Monday, October 31, 2016

Why Did Bob Dylan Shift From Protest Folk Music To Commercial Folk Rock Music In 1965?

According to David Hadju's 2001 book, Positively 4th Street: The Life and Times of Joan Baez, Bob Dylan, Mimi Baez Farnia and Richard Farina:

"...Highway 61 Revisited was...Dylan's best-selling album by far, his first to reach a spot as high as number three on the Billboard album chart. `His move into that music just seemed so calculated,' said Geoff Muldaur. `It just seemed to me like he decided, "Okay, now I'm going to be a rock and roll star and sell a lot of records."'"

An examination in the Billboard magazine archives of the 1965 issues seems to indicate that during the then-24-year-old Dylan's May 1965 tour of England, his "Subterranean Homesick Blues" song (which some have claimed was derived, somewhat, from Chuck Berry's "Too Much Monkey Business" song) reached number 6 on the Brit charts. And during that same month, the Byrds' folk-rock version of Dylan's "Mr. Tambourine Man" song was also rising in the United States near to the top of Billboard's U.S. single record hit charts by early June 1965.

So on June 21, 1965 then-Columbia University Trustee William Paley and then-Columbia University Trustee and then-Institute for Defense Analyses [IDA] Executive Committee Member William A.M. Burden's CBS/Columbia Records corporate media conglomerate announced that it was going to spend money on a special Bob Dylan "singing his own songs" promotional campaign (which may have helped,perhaps, generate some of the additional "Dylanmania" that developed among U.S. teenage rock fans in mid-1965, in addition to what was generated by Dylan's "Like A Rolling Stone" folk rock song).

Yet on July 28, 1965 Pete Seeger wrote, in a memo to himself, the following reference to Dylan's artistic shift from protest folk music to an apparently more commercially successful, hip capitalist folk rock musical direction:

"It isn't pretty to see a corpse--man or beast...

"I knew that last week at Newport, I ran to hide my eyes and ears because I could not bear either the screaming of the crowd nor some of the most destructive music this side of Hell. Bob Dylan, the frail, restless, homeless kid who came to New York in '61 was now the frail, restless, homeless star on the stage.

"When we see a flaming streak across the sky, we all exclaim, though the light has died before the echo of our voices. But I am glad I saw this shooting star...The songs Bob wrote in 1962 and 1963 will be sung for many a year...

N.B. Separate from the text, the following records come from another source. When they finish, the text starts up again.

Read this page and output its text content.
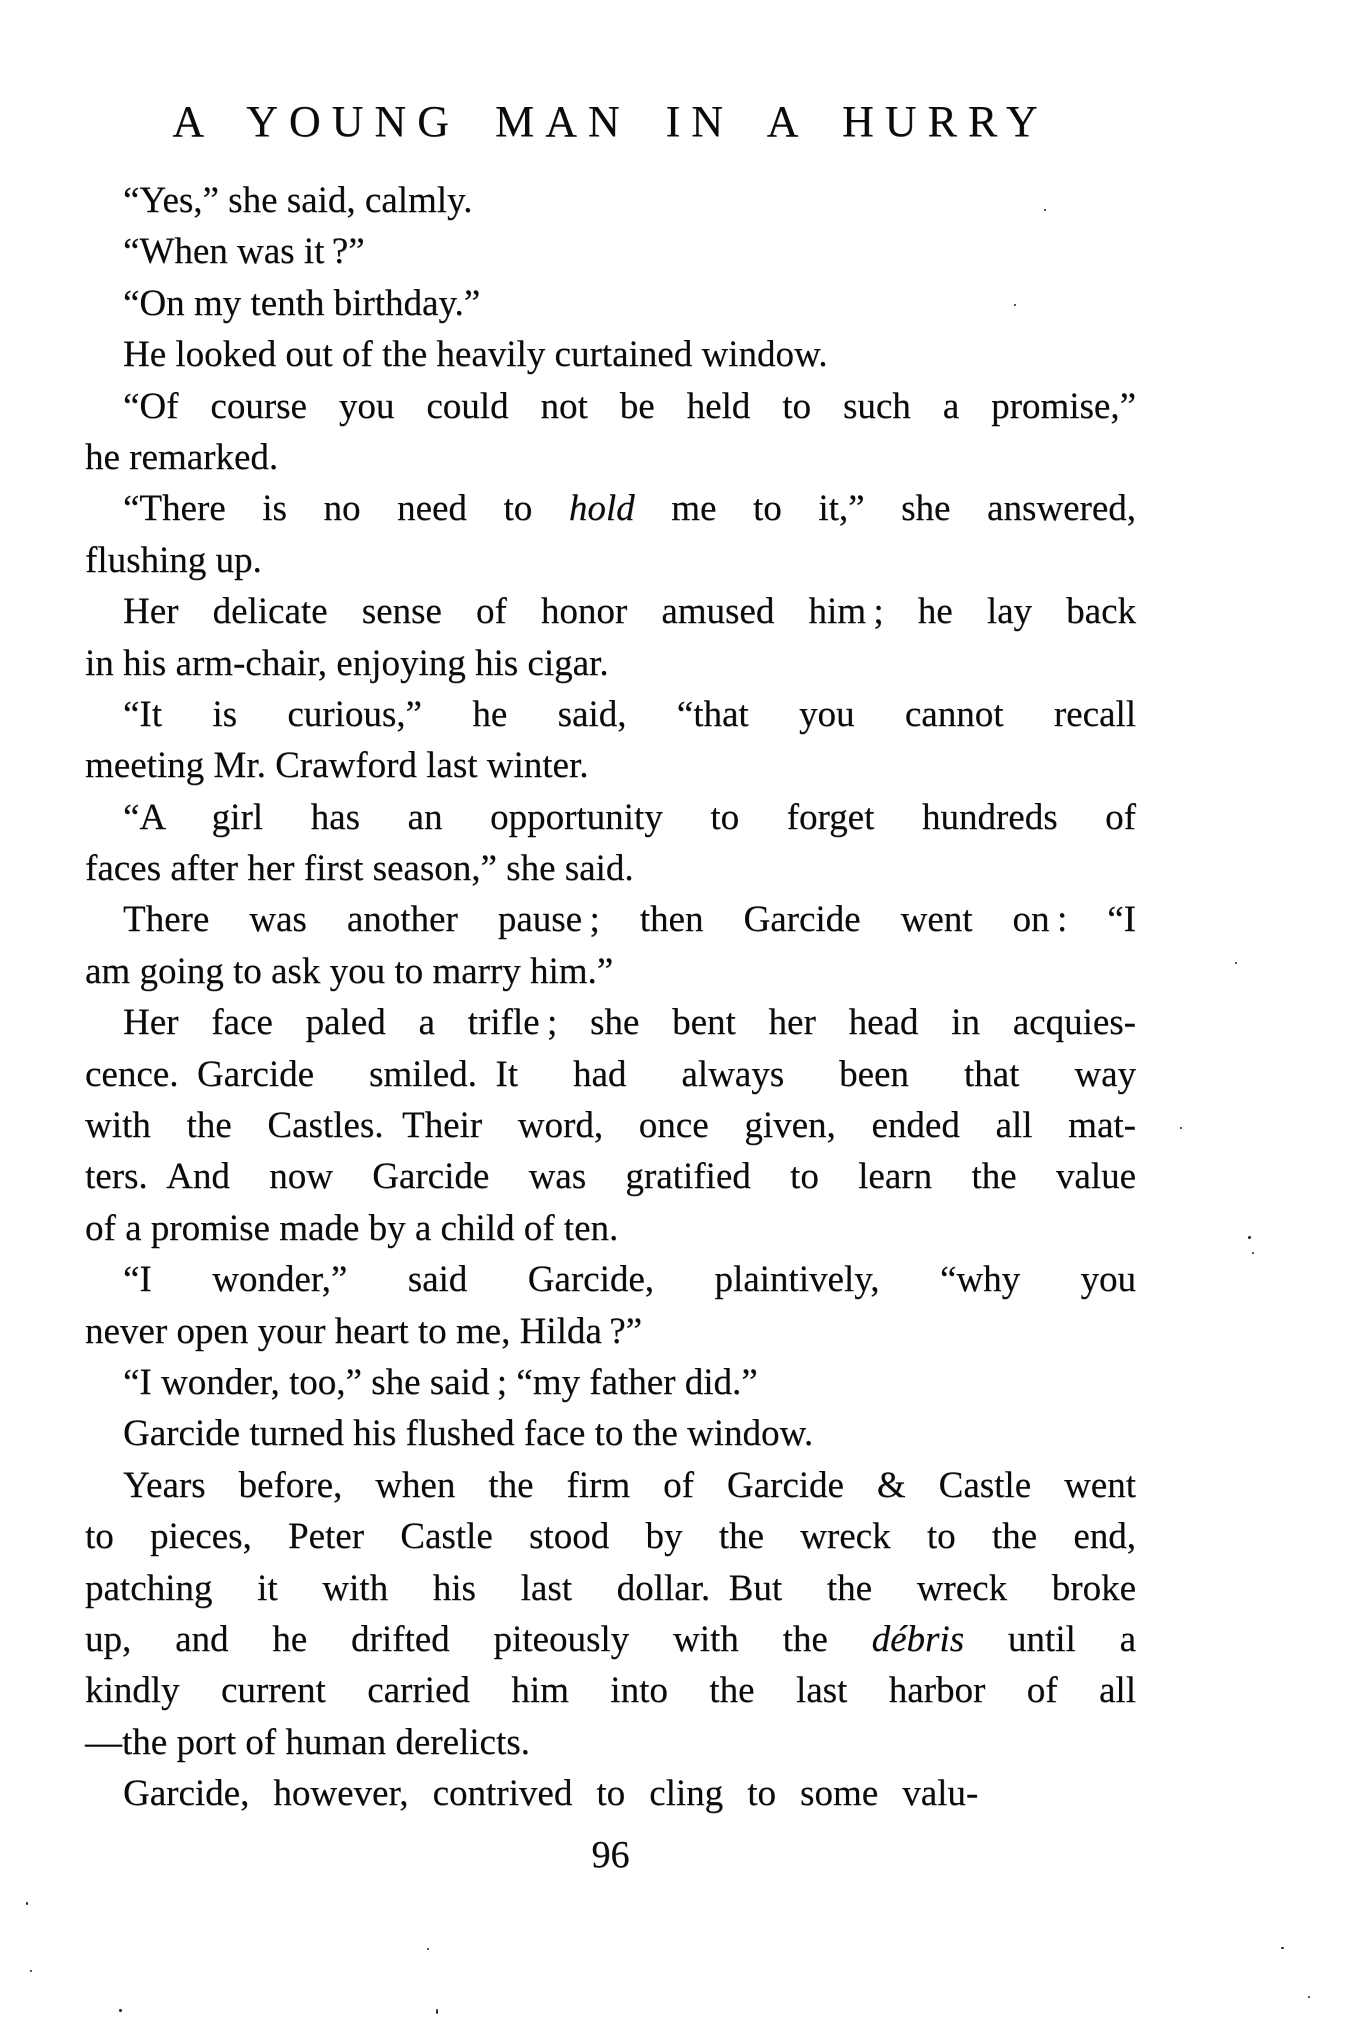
A YOUNG MAN IN A HURRY
“Yes,” she said, calmly.
“When was it ?”
“On my tenth birthday.”
He looked out of the heavily curtained window.
“Of course you could not be held to such a promise,”
he remarked.
“There is no need to hold me to it,” she answered,
flushing up.
Her delicate sense of honor amused him ; he lay back
in his arm-chair, enjoying his cigar.
“It is curious,” he said, “that you cannot recall
meeting Mr. Crawford last winter.
“A girl has an opportunity to forget hundreds of
faces after her first season,” she said.
There was another pause ; then Garcide went on : “I
am going to ask you to marry him.”
Her face paled a trifle ; she bent her head in acquies-
cence. Garcide smiled. It had always been that way
with the Castles. Their word, once given, ended all mat-
ters. And now Garcide was gratified to learn the value
of a promise made by a child of ten.
“I wonder,” said Garcide, plaintively, “why you
never open your heart to me, Hilda ?”
“I wonder, too,” she said ; “my father did.”
Garcide turned his flushed face to the window.
Years before, when the firm of Garcide & Castle went
to pieces, Peter Castle stood by the wreck to the end,
patching it with his last dollar. But the wreck broke
up, and he drifted piteously with the débris until a
kindly current carried him into the last harbor of all
—the port of human derelicts.
Garcide, however, contrived to cling to some valu-
96
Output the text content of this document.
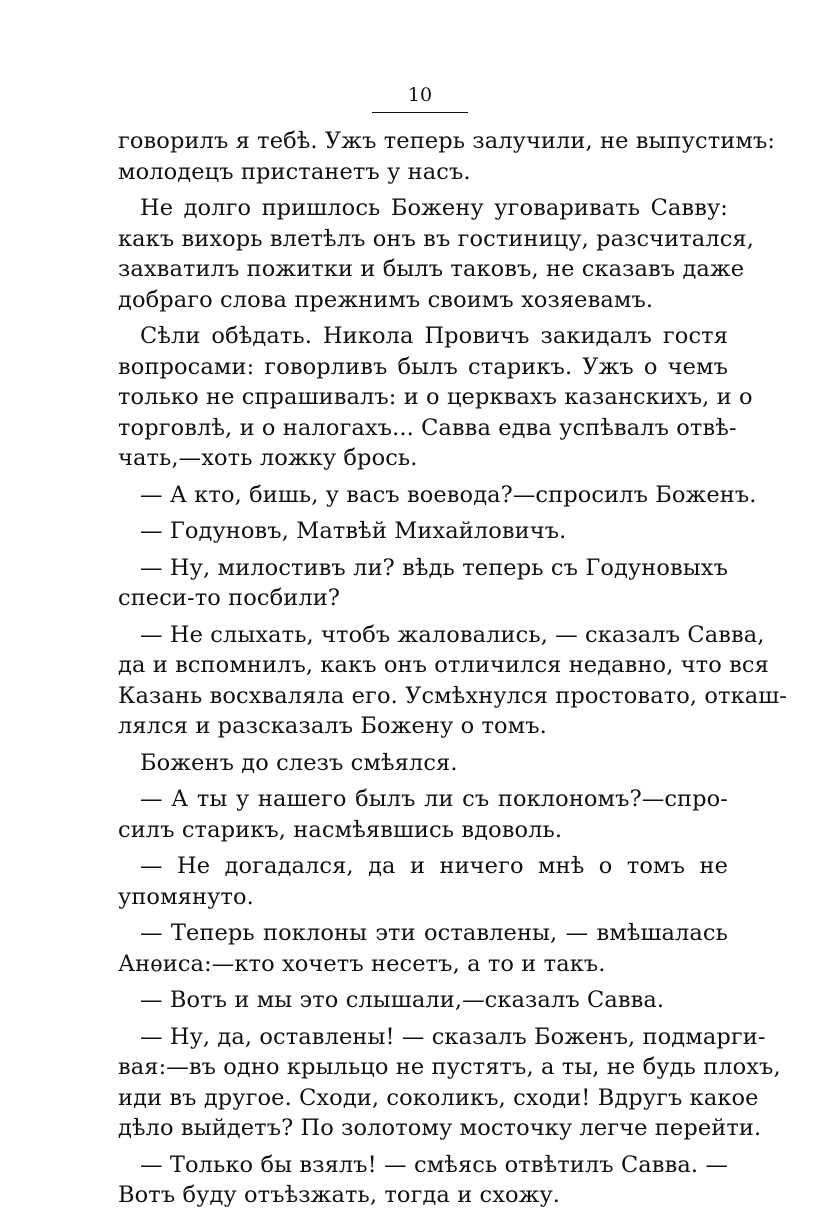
10

говорилъ я тебѣ. Ужъ теперь залучили, не выпустимъ:
молодецъ пристанетъ у насъ.

Не долго пришлось Божену уговаривать Савву:
какъ вихорь влетѣлъ онъ въ гостиницу, разсчитался,
захватилъ пожитки и былъ таковъ, не сказавъ даже
добраго слова прежнимъ своимъ хозяевамъ.

Сѣли обѣдать. Никола Провичъ закидалъ гостя
вопросами: говорливъ былъ старикъ. Ужъ о чемъ
только не спрашивалъ: и о церквахъ казанскихъ, и о
торговлѣ, и о налогахъ... Савва едва успѣвалъ отвѣ-
чать,—хоть ложку брось.

— А кто, бишь, у васъ воевода?—спросилъ Боженъ.

— Годуновъ, Матвѣй Михайловичъ.

— Ну, милостивъ ли? вѣдь теперь съ Годуновыхъ
спеси-то посбили?

— Не слыхать, чтобъ жаловались, — сказалъ Савва,
да и вспомнилъ, какъ онъ отличился недавно, что вся
Казань восхваляла его. Усмѣхнулся простовато, откаш-
лялся и разсказалъ Божену о томъ.

Боженъ до слезъ смѣялся.

— А ты у нашего былъ ли съ поклономъ?—спро-
силъ старикъ, насмѣявшись вдоволь.

— Не догадался, да и ничего мнѣ о томъ не
упомянуто.

— Теперь поклоны эти оставлены, — вмѣшалась
Анѳиса:—кто хочетъ несетъ, а то и такъ.

— Вотъ и мы это слышали,—сказалъ Савва.

— Ну, да, оставлены! — сказалъ Боженъ, подмарги-
вая:—въ одно крыльцо не пустятъ, а ты, не будь плохъ,
иди въ другое. Сходи, соколикъ, сходи! Вдругъ какое
дѣло выйдетъ? По золотому мосточку легче перейти.

— Только бы взялъ! — смѣясь отвѣтилъ Савва. —
Вотъ буду отъѣзжать, тогда и схожу.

"...What is the reason for the change--I don't know. A girl gone perhaps. A manager come. The claws of fame. Or was he killed with kindness?..."   

Saturday, October 1, 2016

Woody Guthrie's Post-1950's FBI File Revisited--Part 2

In a July 15, 1946 letter, Woody Guthrie wrote the following:


“I think that I have proved that a folk singer, to sing best what the people have thought and are thinking, is forced to turn his back on the bids of Broadway and Hollywood to buy him and his talents out. I feel like my work in this field will someday be seen as the most radical, the most militant, and the most topical of them all…

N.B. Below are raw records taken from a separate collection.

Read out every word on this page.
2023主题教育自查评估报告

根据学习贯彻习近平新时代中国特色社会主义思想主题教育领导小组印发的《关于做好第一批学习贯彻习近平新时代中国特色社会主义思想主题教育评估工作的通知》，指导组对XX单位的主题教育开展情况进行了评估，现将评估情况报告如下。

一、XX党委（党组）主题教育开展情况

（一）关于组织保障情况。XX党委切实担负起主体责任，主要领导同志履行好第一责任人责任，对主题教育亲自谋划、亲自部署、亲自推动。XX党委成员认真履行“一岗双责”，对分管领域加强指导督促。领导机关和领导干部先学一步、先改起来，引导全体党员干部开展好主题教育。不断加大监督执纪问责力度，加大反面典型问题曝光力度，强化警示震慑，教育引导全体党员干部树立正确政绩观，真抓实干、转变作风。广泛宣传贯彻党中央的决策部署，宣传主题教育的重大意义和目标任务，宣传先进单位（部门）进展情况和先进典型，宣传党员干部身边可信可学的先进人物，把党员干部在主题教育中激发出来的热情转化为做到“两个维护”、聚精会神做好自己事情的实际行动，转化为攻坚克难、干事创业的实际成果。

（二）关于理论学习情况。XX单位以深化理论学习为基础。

“Every folk song that I know tells how to fix some things in this world to make it better, tells what is wrong with it, and what we’ve got to do to fix it better. If the song does not do this, then, it is no more of a folk song than I am a movie scout…

“When you ask yourself which of the so-called folk singers live up to the real name, you can cross lots of their names entirely off of your list…Ask yourself, does the singer, (artist or poet), take part in the fight to win a better world for the worker? There is only one big fight with a million and one legs to it, the fight of the worker to win his fair share from his owner (boss, etc.). The more the owners allow a singer to be heard around, the less he can sing the tale of the worker’s fight. Before your voice can be heard or your face fotographed, you must actually turn into a weapon of the owner against the workers. I know from a hundred cases of my own experience that any work of protest, fight, militance or plan for the worker, was blue penciled, and censored a dozen times. Any word that was too true, too strong, or too loud in criticizing the world owned by the big boss was scratched out by several hands under a thousand reasons.”

Coincidentally, among the pages contained in Woody Guthrie’s declassified post-1950s FBI file (#100-29988) is an April 10, 1951 memorandum from the FBI’s New York City office to the FBI Director on the subject “Woodrow Wilson Guthrie, Security Matter,” which states that “It is recommended that a Security Index Card be prepared on the above captioned individual.” This April 1951 document also categorizes Woody as “Communist,” indicates that “49 Murdock Court, Brooklyn, NY” is now Woody’s residence address and lists Woody’s “business address” as “Free Lance Folk Singer.”